Mr Warsame cites the case of one young man he recently talked to who has a wife and two children.
“How I advise individuals like that, and there are several of them within our group both male and female, is that is not an authentic life,” Mr Warsame said.
“It is not a life of a true Muslim to sentence four people to a life of imprisonment because of other people dictating how you should lead your life.
“I would say to them that we don’t have a middle man between us and God, we have a direct line, so why would you allow your imams, your parents, your community, your cultural beliefs to come between you and tell you this is something that God is not unhappy with or is an abomination?”
Mr Warsame said different faiths could assist each other in building a more tolerant attitude to sexuality.

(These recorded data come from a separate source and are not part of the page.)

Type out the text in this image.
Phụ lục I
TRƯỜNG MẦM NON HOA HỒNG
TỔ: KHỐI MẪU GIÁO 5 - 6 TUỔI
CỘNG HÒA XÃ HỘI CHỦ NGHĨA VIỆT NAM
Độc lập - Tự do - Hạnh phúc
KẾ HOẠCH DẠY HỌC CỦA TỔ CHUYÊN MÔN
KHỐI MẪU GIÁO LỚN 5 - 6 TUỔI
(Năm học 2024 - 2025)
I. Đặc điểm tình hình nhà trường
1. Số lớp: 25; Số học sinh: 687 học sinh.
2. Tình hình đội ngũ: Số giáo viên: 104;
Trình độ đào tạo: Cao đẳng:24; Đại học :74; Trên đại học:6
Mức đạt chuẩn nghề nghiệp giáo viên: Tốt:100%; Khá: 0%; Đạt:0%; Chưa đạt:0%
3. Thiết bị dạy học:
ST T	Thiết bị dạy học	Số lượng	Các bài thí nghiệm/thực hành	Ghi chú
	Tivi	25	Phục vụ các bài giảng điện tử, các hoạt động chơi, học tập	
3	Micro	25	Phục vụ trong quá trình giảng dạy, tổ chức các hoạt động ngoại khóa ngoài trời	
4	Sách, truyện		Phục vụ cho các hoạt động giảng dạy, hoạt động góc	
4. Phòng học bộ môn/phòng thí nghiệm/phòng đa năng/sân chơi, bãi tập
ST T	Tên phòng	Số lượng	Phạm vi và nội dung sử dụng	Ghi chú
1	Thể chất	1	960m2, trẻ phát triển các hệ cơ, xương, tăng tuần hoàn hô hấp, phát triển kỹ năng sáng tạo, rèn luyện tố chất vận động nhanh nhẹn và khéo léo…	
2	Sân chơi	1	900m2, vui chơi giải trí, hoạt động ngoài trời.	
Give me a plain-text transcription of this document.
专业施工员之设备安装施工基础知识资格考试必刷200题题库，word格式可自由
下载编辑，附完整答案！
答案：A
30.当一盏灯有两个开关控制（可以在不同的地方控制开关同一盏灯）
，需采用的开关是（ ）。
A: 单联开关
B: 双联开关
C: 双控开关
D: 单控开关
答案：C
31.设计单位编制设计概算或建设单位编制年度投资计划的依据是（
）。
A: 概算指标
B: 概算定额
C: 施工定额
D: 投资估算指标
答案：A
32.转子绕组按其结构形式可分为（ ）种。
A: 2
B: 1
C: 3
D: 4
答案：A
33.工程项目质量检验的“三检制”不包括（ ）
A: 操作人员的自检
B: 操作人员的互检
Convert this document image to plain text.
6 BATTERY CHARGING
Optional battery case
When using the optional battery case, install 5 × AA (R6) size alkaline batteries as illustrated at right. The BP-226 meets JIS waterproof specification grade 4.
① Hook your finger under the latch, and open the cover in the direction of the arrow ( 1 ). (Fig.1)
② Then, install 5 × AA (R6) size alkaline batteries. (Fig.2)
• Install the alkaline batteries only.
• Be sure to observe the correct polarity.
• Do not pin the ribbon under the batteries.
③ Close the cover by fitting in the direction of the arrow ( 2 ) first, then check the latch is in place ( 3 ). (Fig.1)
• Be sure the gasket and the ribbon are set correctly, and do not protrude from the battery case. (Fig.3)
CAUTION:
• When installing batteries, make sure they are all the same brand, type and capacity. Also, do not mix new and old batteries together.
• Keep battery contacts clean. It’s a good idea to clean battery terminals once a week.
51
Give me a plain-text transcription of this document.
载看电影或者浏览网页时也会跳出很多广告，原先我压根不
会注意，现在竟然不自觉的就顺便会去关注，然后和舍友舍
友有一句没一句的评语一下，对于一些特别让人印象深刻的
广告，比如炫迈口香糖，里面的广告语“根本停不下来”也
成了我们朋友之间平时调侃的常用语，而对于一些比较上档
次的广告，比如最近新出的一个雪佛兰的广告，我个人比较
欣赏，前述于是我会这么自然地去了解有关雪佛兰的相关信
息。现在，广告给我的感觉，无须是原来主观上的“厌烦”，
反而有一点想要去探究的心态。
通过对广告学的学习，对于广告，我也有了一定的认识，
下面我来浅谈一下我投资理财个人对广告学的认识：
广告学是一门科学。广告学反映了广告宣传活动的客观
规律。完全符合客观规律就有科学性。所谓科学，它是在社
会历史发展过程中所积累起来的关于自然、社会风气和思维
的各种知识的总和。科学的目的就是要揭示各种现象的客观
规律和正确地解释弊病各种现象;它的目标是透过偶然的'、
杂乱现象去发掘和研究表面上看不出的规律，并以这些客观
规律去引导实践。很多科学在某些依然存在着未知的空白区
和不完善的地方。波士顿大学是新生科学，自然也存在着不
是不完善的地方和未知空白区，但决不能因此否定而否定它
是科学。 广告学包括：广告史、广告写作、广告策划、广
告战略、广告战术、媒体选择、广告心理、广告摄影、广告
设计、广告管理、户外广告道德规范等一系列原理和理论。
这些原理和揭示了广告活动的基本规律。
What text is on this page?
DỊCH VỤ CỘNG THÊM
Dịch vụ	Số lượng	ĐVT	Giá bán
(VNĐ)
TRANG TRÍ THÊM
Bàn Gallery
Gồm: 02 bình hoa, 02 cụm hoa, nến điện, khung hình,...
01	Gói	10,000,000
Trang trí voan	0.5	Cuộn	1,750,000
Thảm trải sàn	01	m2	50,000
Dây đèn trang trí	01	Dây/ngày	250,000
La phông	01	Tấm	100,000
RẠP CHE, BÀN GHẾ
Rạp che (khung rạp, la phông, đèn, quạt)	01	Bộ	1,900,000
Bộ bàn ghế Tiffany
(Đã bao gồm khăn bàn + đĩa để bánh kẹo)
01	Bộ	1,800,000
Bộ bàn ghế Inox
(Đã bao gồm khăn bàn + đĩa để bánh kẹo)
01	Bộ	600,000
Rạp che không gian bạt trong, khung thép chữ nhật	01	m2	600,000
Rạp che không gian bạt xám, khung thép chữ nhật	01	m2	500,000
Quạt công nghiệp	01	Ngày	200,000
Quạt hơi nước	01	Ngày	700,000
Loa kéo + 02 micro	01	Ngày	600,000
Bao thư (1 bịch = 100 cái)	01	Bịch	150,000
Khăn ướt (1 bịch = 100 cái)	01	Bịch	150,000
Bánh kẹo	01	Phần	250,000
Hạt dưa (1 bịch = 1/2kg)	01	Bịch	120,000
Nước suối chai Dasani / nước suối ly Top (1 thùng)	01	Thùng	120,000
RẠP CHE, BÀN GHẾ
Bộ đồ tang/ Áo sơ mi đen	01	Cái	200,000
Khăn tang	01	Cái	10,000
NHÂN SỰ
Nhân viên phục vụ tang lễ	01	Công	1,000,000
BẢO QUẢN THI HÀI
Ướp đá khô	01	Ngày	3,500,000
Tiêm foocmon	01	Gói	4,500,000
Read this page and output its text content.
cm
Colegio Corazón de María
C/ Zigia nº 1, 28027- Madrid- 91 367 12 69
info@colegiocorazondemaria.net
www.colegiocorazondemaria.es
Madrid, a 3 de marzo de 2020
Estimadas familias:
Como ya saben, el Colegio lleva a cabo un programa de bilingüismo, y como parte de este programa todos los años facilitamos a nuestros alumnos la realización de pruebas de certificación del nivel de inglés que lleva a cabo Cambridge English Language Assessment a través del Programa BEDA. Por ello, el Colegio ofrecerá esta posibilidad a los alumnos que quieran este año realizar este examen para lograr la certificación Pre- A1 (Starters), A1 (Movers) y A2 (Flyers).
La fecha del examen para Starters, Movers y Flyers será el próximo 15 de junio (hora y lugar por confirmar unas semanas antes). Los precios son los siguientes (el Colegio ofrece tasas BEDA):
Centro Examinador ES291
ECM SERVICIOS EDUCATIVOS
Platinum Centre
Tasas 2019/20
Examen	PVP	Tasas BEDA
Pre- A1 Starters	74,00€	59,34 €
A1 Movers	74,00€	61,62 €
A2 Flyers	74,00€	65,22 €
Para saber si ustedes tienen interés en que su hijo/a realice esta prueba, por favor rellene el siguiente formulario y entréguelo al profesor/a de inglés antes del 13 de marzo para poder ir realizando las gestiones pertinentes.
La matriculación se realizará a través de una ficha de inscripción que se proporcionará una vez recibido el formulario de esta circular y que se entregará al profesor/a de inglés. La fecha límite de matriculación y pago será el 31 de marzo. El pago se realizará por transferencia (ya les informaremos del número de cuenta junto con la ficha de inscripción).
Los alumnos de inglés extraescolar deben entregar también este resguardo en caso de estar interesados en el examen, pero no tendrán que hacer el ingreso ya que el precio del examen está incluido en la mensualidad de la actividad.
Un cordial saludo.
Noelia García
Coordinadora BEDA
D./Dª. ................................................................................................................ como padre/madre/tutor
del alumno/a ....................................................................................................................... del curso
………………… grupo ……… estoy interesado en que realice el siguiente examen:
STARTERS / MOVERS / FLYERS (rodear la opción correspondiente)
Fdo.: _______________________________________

“One of the ways of building bridges is to help people who are still lagging behind,” he said.
“One of the best ways of learning from each other is facilitating platforms where other imams and other religious leaders can come out and support the youth because the youth are suffering.”
Mr Warsame has for the most part funded Marhaba out of his own “limited income”.
If he can raise more money Mr Warsame aims to provide safe houses and drop-in centres to welcome and protect young LGBTI Muslims.
The annual Sacred Edge festival explores issues of faith, diversity, sustainability, well-being and social justice.
Featured speakers and artists will also include media personality Julie McCrossin, refugee and hip-hop poet Abe Nouk as well as Indigenous film-maker and activist Richard Frankland.
The Sacred Edge – Spirituality in Diversity festival will be held at Queenscliff Uniting Church from 5-7 May. Go to
www.unitingqueenscliff.org.au and click on the Sacred Edge link.
Correction: A previous version of this story incorrectly stated that the Anglican church had provided funding to Marhaba.